My answer to the question that was asked was, of course, “I don’t do interviews about atheism or religion. It’s mostly not my area, and I don’t find it as interesting as the science … We’ve got Ira on the show to talk about issues that would be of interest to our audience, which tends to be sciency.” (I do science interviews on ATT, not so much other topics.)
For the most part, I have no idea if most of those I’ve interviewed are atheists or not. It is my practice to assume that all people I know are “nones” in the sense of “non-believers” which might make them atheists, agnostics, or merely indifferent. I assume that until proven otherwise because I find life less annoying that way, and because there are so many people who assume that others are Christian, or Jewish or whatever. If I am proven wrong, then who cares?
Interestingly, here in Minnesota, when people assume that I have a religion it is often “Jewish.” I’m Irish and German ethnically and was raised as a Catholic in a mainly Irish church, but captured by Jews as a teenager, and raised by them for a while. My “Jewishness” though is mainly because I’m from New York, and New Yorkers and American Jews have some overlap in their culture. Indeed, if Neil de Grasse Tyson was much lighter skinned (but not too light) people might assume he was Jewish, since he’s totally from New York.

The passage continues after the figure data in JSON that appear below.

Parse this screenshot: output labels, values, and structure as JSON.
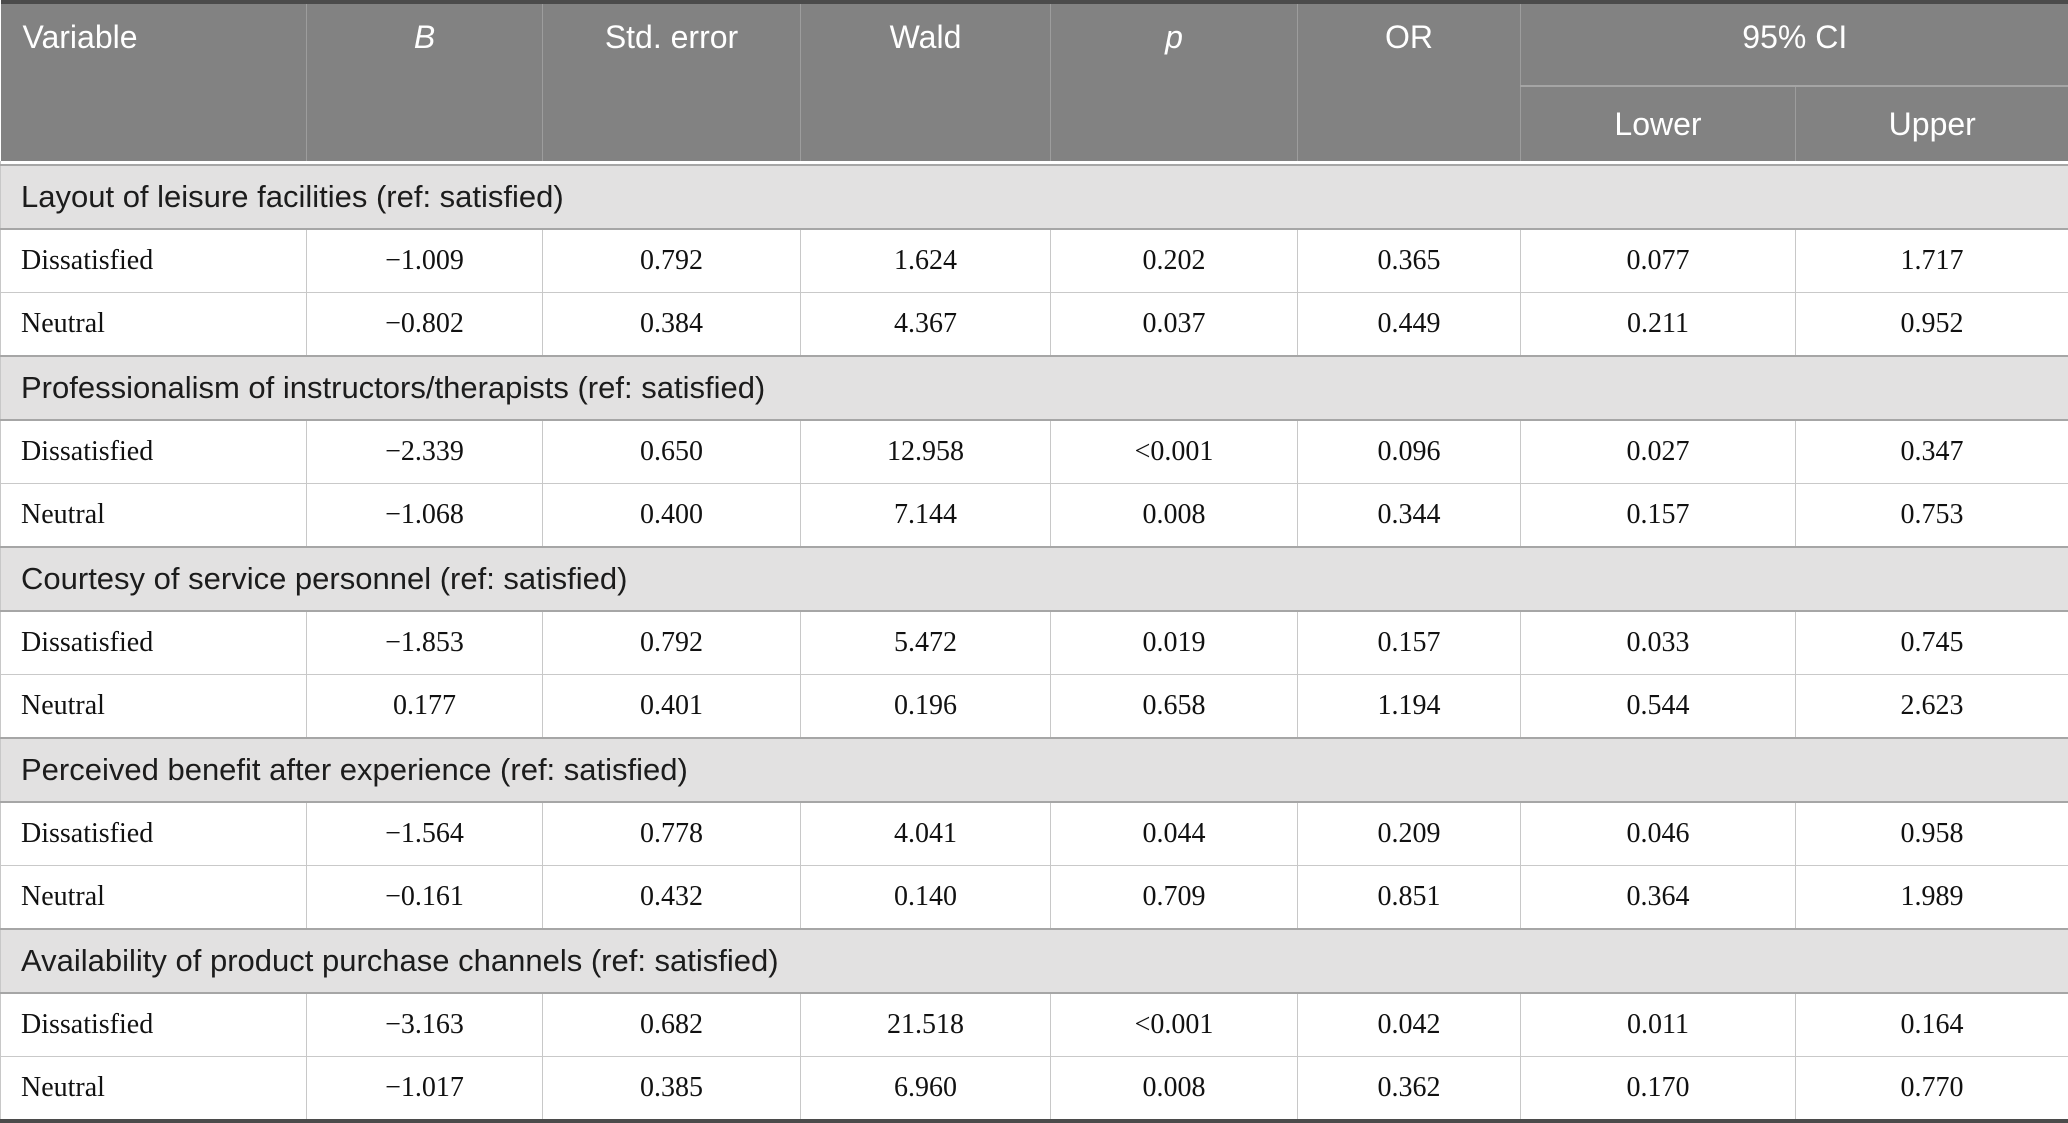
{
  "header": {
    "variable": "Variable",
    "b": "B",
    "std_error": "Std. error",
    "wald": "Wald",
    "p": "p",
    "or": "OR",
    "ci": "95% CI",
    "ci_lower": "Lower",
    "ci_upper": "Upper"
  },
  "sections": [
    {
      "title": "Layout of leisure facilities (ref: satisfied)",
      "rows": [
        {
          "label": "Dissatisfied",
          "values": [
            "−1.009",
            "0.792",
            "1.624",
            "0.202",
            "0.365",
            "0.077",
            "1.717"
          ]
        },
        {
          "label": "Neutral",
          "values": [
            "−0.802",
            "0.384",
            "4.367",
            "0.037",
            "0.449",
            "0.211",
            "0.952"
          ]
        }
      ]
    },
    {
      "title": "Professionalism of instructors/therapists (ref: satisfied)",
      "rows": [
        {
          "label": "Dissatisfied",
          "values": [
            "−2.339",
            "0.650",
            "12.958",
            "<0.001",
            "0.096",
            "0.027",
            "0.347"
          ]
        },
        {
          "label": "Neutral",
          "values": [
            "−1.068",
            "0.400",
            "7.144",
            "0.008",
            "0.344",
            "0.157",
            "0.753"
          ]
        }
      ]
    },
    {
      "title": "Courtesy of service personnel (ref: satisfied)",
      "rows": [
        {
          "label": "Dissatisfied",
          "values": [
            "−1.853",
            "0.792",
            "5.472",
            "0.019",
            "0.157",
            "0.033",
            "0.745"
          ]
        },
        {
          "label": "Neutral",
          "values": [
            "0.177",
            "0.401",
            "0.196",
            "0.658",
            "1.194",
            "0.544",
            "2.623"
          ]
        }
      ]
    },
    {
      "title": "Perceived benefit after experience (ref: satisfied)",
      "rows": [
        {
          "label": "Dissatisfied",
          "values": [
            "−1.564",
            "0.778",
            "4.041",
            "0.044",
            "0.209",
            "0.046",
            "0.958"
          ]
        },
        {
          "label": "Neutral",
          "values": [
            "−0.161",
            "0.432",
            "0.140",
            "0.709",
            "0.851",
            "0.364",
            "1.989"
          ]
        }
      ]
    },
    {
      "title": "Availability of product purchase channels (ref: satisfied)",
      "rows": [
        {
          "label": "Dissatisfied",
          "values": [
            "−3.163",
            "0.682",
            "21.518",
            "<0.001",
            "0.042",
            "0.011",
            "0.164"
          ]
        },
        {
          "label": "Neutral",
          "values": [
            "−1.017",
            "0.385",
            "6.960",
            "0.008",
            "0.362",
            "0.170",
            "0.770"
          ]
        }
      ]
    }
  ],
  "colors": {
    "header_bg": "#828282",
    "header_divider": "#9d9d9d",
    "section_bg": "#e2e1e1",
    "section_border": "#a6a6a6",
    "grid_line": "#c8c8c8",
    "top_bottom_rule": "#4b4b4b"
  }
}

(I quickly add that while Neil is from New York City, I’m not … I’m from upstate, but with close cultural ties to The City.)
Personally, I do think of myself as an atheist (see Atheist Voices of Minnesota: an Anthology of Personal Stories for more details, when it is available!) because my work in evolutionary biology and in certain political areas has led me to carry out activism in church-state and related issues. That makes me an activist, and thus, an atheist, apropos NdGT’s commentary in the video. But you will know from my blogging, I mainly address a subset of the issues covered by many of my fellow bloggers such as PZ (Pharyngula) and others.
Oh yeah, and I’m a Scientist. I’m also a Blogger, so be careful.